The list of names deepened the outrage over the day-care fire. "The ABC of Corruption" was the headline that El Universal newspaper put on its editorial Thursday.
"In any other respectable democracy in the world," the newspaper said, "a prosecutor would have made direct charges against government officials instead of simply watching how they toss the hot potato from one to the other."
Federal prosecutors so far have obtained arrest warrants against nine people, including officials of the social security agency. (The agency was singled out in January for having the nation's worst red tape after a mother described the ordeal she had to endure each month to get medicine for her son who has an immune-system disorder.)
Authorities have declined to identify who they're seeking, but news reports say they include the co-owners of the ABC center, one of whom is the second cousin of Margarita Zavala, Calderon's wife.
Two of the owners are wives of ranking officials in the Sonora state government; the husbands quit their posts after the ties were made public.

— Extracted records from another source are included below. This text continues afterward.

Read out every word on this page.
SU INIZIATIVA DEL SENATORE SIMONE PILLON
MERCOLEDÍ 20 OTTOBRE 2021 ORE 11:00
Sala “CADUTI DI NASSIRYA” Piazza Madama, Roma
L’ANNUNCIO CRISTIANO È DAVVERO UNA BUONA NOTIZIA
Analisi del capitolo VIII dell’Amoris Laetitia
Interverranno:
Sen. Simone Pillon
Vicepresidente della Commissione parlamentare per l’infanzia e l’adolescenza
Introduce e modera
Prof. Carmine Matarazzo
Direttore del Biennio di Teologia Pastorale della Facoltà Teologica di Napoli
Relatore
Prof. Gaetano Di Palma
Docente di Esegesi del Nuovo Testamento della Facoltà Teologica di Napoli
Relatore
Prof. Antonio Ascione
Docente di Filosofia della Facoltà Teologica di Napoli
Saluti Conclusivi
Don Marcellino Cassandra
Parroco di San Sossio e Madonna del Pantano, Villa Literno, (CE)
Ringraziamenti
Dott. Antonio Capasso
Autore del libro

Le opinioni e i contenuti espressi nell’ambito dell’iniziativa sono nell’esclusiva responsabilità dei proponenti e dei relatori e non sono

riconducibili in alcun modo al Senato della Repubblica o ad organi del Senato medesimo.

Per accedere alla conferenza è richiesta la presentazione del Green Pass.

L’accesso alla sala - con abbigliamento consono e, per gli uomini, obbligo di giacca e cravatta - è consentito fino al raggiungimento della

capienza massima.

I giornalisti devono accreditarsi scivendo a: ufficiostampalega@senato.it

The owners reportedly have left the country.
Eight other lower-ranking state and federal officials have been charged.
The fire case could be Exhibit A for understanding the mistrust with which many Mexicans view their leaders.
"We don't believe anything," Hermann Turban, a 58-year-old software worker, said Sunday as he emerged from a polling station in Mexico City. "All the parties offer their promises. But in the end, nothing happens."
That's not the whole story, though. In the tragedy, some observers see signs of hope.
Anger over the day-care center fire was one reason why Sonora voters dumped the PRI for the first time in picking a governor. And there have been growing calls for citizen oversight of the nation's system of day-care centers.
Release of the contractors' list, though weeks late, was seen as a further sign that Mexico's tradition of behind-closed-doors rule was giving way to demands for greater transparency and public participation.
"This is a very good example of the struggle between the old regime's style of secrecy and a new demand from civil society and society in general for more openness," said Eduardo Bohorquez, executive director of Transparency Mexico. "That's a cultural change."
Perhaps. But that's not enough for Hermosillo's anguished mothers and fathers, many of whom hold humble jobs in the industrial park where ABC had been fashioned from a warehouse.
They've petitioned the Supreme Court to take action. And, in case it might do some good, they plan another march today.